Tuesday, February 5, 2013

Mabel

Mabel Dwight "Self-Portrait"  1932 Smithsonian American Art Museum

Mabel Dwight (1875-1955) led an unusual life, perhaps the most interesting aspect being that she did not really hit her artistic stride till she was well over fifty years old!  This deaf artist was born in Cincinnati and grew up in San Francisco where she studied art at the Hopkins School of Art. In 1903 she moved to New York City, settling in the Greenwich Village section of the city and apparently participating actively in that artistic and intellectual milieu. In 1906 she married artist Eugene Higgins, known for his paintings and etchings, and spent the next eleven years promoting her husband's career and becoming more and more  involved in political and social causes.
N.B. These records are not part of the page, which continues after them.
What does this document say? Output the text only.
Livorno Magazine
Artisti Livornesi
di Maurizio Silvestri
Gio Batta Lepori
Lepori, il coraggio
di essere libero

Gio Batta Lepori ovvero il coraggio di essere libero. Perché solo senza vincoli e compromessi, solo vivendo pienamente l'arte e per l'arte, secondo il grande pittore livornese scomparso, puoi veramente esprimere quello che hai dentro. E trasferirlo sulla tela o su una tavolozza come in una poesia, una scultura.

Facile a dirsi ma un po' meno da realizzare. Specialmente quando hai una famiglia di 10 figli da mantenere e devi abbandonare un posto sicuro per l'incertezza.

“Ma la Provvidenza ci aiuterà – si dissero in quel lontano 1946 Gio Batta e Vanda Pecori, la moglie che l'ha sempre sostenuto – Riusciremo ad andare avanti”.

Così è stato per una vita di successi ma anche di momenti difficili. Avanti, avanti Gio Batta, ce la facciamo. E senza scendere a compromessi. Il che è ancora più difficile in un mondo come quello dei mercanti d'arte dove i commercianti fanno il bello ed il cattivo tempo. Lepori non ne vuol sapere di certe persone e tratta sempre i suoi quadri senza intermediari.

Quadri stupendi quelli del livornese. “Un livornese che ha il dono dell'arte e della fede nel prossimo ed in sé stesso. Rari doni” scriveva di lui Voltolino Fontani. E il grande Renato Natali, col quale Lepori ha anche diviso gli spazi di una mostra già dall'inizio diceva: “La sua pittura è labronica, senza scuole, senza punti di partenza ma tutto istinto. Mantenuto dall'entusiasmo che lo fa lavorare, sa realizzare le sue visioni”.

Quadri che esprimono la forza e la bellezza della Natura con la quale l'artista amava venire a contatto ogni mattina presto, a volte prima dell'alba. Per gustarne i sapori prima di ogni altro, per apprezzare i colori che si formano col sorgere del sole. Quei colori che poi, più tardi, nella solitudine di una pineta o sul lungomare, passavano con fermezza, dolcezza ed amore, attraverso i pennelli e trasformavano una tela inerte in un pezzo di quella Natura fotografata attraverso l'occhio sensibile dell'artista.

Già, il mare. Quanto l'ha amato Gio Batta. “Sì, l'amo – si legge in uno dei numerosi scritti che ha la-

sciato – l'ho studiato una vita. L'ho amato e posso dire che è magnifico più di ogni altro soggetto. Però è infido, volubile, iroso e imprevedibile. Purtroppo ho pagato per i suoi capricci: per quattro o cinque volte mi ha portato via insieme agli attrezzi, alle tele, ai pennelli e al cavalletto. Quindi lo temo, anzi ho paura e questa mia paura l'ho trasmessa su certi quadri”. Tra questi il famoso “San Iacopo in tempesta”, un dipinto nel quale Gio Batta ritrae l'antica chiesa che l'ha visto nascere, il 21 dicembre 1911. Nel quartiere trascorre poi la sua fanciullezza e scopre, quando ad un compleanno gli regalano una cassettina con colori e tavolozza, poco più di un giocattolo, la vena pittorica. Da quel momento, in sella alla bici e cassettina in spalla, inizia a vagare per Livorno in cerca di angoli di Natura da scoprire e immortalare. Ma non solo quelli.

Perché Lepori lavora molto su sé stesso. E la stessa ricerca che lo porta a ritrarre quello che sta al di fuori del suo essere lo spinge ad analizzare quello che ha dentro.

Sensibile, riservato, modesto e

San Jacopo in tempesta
The couple separated in 1917. The following year she became a secretary for Gertrude Vanderbilt Whitney's newly established Studio Club, an organization for promoting modern American art that has since evolved into the Whitney Museum of American Art She also participated in the club's life drawing sessions, exhibitions, and other community activities. In 1921 she took the name of Dwight, for reasons unknown. (Her birth name was Mabel Jacque Williamson.)

While visiting Paris in the mid-1920s Dwight was introduced to what became her medium of choice, lithography. It was through this form of printmaking that she was best able to express her artistic vision. She had almost immediate success with her lithographs depicting satirical scenes of everyday life. Her eye was compassionate, despite her keen sense of the comedic she had a deep understanding of the cause of underlying social pressures on human impulses and actions.
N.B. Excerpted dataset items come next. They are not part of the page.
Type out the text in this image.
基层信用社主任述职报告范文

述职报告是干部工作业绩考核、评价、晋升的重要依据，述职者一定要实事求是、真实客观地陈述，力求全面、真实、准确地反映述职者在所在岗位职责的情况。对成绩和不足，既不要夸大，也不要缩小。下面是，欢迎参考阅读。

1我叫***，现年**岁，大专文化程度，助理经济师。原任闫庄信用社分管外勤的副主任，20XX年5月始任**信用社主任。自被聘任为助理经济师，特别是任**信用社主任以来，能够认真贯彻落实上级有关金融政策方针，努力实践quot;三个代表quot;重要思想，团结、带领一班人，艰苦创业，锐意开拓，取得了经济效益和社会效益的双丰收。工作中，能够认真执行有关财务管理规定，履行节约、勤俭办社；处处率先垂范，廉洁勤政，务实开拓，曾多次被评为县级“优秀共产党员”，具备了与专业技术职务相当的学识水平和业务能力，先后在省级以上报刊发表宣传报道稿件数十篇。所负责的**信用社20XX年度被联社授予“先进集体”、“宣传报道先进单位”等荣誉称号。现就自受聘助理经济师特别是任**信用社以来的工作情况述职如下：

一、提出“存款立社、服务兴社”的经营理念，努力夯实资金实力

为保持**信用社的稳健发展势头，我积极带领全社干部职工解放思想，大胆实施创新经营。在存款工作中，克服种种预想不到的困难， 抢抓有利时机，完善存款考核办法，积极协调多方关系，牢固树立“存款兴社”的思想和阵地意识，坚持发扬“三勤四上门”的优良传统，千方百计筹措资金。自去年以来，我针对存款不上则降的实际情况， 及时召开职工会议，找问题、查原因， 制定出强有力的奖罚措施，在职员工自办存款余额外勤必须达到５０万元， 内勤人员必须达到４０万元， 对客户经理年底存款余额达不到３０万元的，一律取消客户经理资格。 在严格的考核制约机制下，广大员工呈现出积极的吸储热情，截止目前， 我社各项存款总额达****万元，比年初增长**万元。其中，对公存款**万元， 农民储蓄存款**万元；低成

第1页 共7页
During the depression Dwight worked for the WPA, producing a series of twenty-five lithographs in the social realist vein. Her work attracted the attention of collectors and curators and she was able to support herself despite failing health which necessarily took its toll on her artistic output. In the last years of her life she lived in Bucks County, Pennsylvania. Her work is found in major collections, both private and public, throughout the United States including the Metropolitan Museum of Art, the Art Institute of Chicago, the Pennsylvania Academy of the Fine Arts and the Smithsonian.






4 comments:

Unknown said...

Beautiful! You can just feel her love and mastery of lithography! Nothing quite so luscious as drawing on a stone. Love this one.

Mary Walsh said...

A beautiful painting and an inspiring story.

Nancy Bea Miller said...

Thank you both! I had not known all these details of her life till writing up her blog post and am in awe myself!

Alexandra Tyng said...

Thank you for this story! It's interesting to read how an artist is drawn to a particular medium.